Résumé : Après 25 ans passés en France, Bojina retourne en Bulgarie avec un soupçon vertigineux : et si sa famille avait collaboré aux services secrets du régime communiste ? S’ouvrent en Bulgarie les archives de la redoutable police secrète. Caméra au poing, elle part à la recherche de la vérité, embarquant ses parents dans une quête effrénée qui menace de tourner à la catastrophe. Une odyssée tragi-comique qui mêle film de famille et film d’espionnage.

Analyse : Dans ce documentaire qui mêle politique et vie intime et familiale (mais les deux sont parfois étroitement liés) Bojina mène une quête courageuse et insistante sur les traces du passé de ses parents, qui est aussi le sien. Comme elle le dit justement, connaître l’histoire de ses ancêtres aide un enfant à se construire. Nous portons tous en nous, sourdement, les traces de ce qu’a été la vie de ceux qui nous l’ont donnée.
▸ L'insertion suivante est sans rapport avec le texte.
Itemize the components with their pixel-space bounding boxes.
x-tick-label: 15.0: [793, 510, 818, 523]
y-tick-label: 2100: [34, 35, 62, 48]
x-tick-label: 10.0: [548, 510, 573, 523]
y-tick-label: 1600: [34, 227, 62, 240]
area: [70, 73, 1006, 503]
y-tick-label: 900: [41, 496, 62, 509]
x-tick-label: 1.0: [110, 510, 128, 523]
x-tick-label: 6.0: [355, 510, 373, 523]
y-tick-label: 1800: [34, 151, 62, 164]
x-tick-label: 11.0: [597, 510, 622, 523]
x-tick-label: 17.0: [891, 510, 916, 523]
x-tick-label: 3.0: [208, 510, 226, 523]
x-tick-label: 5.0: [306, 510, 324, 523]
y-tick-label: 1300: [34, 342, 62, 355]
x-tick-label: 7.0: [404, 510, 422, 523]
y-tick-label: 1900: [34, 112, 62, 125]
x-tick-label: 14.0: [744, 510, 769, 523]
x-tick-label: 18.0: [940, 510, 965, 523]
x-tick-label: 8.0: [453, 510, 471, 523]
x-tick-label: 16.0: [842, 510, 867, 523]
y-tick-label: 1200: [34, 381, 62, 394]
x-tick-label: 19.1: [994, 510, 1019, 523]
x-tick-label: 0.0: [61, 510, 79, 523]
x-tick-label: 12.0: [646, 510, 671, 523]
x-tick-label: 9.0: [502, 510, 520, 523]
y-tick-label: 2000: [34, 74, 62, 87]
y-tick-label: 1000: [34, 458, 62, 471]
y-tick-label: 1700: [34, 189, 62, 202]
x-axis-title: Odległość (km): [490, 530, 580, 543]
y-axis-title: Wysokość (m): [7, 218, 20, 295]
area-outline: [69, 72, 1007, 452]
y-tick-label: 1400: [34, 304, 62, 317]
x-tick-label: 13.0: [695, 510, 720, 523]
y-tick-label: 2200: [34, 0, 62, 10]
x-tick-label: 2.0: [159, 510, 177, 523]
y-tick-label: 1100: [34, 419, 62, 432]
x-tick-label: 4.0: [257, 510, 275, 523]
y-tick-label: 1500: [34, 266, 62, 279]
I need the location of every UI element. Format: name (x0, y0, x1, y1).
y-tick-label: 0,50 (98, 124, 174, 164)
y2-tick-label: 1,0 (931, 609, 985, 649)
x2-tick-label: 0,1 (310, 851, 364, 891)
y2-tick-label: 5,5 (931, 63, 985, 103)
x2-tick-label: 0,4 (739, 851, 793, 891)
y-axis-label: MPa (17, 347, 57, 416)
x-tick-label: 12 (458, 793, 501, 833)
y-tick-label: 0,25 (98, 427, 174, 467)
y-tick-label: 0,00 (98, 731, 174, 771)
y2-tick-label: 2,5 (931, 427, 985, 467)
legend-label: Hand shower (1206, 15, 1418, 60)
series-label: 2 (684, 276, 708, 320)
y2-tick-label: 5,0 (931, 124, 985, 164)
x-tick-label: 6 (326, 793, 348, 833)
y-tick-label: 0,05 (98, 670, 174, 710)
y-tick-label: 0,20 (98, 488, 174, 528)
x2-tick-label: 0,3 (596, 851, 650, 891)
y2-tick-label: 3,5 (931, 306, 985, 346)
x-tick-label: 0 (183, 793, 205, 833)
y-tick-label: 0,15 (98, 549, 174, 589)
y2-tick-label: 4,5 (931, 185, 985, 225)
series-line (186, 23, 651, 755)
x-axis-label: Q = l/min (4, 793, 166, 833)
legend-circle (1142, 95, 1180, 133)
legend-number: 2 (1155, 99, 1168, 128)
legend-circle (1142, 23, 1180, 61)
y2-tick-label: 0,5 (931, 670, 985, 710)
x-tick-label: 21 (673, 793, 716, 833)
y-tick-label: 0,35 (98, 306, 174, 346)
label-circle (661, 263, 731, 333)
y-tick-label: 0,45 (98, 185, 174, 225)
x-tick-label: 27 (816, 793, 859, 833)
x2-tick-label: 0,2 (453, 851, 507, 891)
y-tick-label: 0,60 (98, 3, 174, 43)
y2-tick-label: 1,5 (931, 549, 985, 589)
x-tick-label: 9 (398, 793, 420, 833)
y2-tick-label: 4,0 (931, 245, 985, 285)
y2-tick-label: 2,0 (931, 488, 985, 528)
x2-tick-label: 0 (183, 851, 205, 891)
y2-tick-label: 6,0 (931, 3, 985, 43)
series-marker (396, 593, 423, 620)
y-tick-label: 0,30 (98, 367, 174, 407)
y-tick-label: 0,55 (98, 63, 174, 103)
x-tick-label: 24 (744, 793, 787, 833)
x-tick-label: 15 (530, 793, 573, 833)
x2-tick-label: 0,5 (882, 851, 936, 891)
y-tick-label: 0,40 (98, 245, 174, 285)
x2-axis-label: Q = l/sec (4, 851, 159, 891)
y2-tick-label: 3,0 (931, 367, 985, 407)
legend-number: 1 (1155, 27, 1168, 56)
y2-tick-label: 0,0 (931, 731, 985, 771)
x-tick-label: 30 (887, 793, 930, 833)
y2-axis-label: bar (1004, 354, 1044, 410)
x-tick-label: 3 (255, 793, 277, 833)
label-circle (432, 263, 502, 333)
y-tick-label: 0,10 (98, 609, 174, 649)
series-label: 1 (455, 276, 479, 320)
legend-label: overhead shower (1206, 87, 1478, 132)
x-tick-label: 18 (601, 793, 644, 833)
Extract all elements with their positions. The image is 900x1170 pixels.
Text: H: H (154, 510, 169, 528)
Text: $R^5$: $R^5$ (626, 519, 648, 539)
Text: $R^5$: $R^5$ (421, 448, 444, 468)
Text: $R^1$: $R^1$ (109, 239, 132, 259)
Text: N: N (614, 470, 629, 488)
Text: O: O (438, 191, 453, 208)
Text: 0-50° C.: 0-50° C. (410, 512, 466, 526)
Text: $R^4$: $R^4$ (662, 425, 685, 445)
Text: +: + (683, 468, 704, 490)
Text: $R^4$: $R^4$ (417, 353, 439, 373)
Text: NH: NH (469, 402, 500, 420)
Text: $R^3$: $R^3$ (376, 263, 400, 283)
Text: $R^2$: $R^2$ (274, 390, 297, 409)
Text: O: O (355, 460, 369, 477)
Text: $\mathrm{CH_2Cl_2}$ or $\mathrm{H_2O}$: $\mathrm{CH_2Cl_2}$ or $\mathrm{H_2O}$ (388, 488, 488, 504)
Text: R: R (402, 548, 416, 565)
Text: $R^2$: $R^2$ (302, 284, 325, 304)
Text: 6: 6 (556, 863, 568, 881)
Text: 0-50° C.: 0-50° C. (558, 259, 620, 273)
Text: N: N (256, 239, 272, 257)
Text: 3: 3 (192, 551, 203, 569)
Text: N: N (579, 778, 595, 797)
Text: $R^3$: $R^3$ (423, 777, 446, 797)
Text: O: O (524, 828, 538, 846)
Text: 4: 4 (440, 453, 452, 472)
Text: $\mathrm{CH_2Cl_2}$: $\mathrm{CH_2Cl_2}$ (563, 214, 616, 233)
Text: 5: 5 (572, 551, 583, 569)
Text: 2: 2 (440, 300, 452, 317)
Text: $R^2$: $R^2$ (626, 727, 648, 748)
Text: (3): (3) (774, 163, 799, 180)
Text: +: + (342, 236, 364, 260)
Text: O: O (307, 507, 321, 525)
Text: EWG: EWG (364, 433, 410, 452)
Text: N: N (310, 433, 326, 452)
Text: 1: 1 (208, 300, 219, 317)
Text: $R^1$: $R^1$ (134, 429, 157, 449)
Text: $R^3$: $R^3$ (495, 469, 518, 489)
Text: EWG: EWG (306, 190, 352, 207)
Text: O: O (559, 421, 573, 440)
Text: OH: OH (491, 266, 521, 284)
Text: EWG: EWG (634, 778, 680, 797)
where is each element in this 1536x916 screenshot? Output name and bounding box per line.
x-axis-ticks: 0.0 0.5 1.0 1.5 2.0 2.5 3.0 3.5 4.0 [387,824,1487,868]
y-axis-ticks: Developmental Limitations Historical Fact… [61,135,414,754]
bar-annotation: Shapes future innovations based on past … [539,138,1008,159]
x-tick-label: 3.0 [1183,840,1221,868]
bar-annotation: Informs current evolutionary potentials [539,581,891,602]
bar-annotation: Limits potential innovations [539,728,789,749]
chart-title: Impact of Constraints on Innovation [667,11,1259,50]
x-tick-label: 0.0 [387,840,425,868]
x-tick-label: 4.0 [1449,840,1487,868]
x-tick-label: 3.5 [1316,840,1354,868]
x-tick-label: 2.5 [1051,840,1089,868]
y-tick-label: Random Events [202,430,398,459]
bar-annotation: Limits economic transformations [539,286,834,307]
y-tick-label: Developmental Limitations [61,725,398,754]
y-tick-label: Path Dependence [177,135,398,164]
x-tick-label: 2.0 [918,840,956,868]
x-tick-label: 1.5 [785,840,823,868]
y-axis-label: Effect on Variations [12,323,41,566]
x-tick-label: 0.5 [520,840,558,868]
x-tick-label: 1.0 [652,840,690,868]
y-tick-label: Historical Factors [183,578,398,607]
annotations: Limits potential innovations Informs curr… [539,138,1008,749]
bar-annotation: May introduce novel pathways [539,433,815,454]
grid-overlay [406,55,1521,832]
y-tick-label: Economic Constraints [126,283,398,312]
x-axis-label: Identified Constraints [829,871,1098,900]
En assistant à une manifestation à Sofia où fleurissent les pancartes « Ordures rouges » de bulgares venus protester contre la dérive mafieuse et la politique de leurs dirigeants issus de la nomenklatura communiste, Bojina réalise que ses grands parents avaient de hautes fonctions, qu’ils ont voyagé comme ils le voulaient dans un pays pourtant très fermé. Son interrogation est donc légitime : faisaient-ils parti de ces « ordures » qui ont envoyé à la mort tant de leurs concitoyens. Elle mène son enquête tambour battant, harcelant son père de questions, au point de le fâcher, obligeant sa mère à demander son dossier auprès de la police qui a ouvert les archives, avec des méthodes peu éloignées de celles qu’elle entend dénoncer. Elle déclenche une tempête familiale, ponctuée de doutes, de drôleries parfois. Sa recherche frénétique de la vérité la transforme en justicière. « J’avais besoin de ranimer les fantômes rouges. De chercher la faute en nous pour m’expliquer les blessures du pays ». Au vu des résultats du dossier de sa mère dans lequel elle apparaît non comme une victime mais comme une indicatrice, celle-ci remet violement en cause sa fille, lui interdisant de diffuser son histoire à des centaines de gens qui ne comprendront pas. Pourtant le film existe et pose plusieurs questions. D’abord quel est le rapport entre l’éthique et le cinéma. Peut-on tout montrer, tout dire pour réaliser une œuvre cinématographique ? En reconnaissant qu’elle a été une fille « imparfaite » dans l’épilogue où elle questionne sa démarche et se livre à une autocritique ne cachant pas ses méthodes inquisitoriales, elle répond partiellement à la question et touche par la sincérité de sa démarche. Ensuite le film met en avant le conflit des générations, entre les enfants qui veulent (légitimement) savoir et les adultes qui veulent oublier.

Avec audace Bojina Panayotava utilise toutes les techniques du cinéma, des images d’archives, des photos de souvenirs, des prises de vues d’échanges sur Skype, sur téléphones portables, des images de caméras de surveillance ; elle joue avec les cadrages, tantôt très étroits ou en écran « splitté », avec de multiples images.

Un documentaire intelligent, très maîtrisé, récit familial et film d’espionnage, qui capte totalement l’attention, passionnant.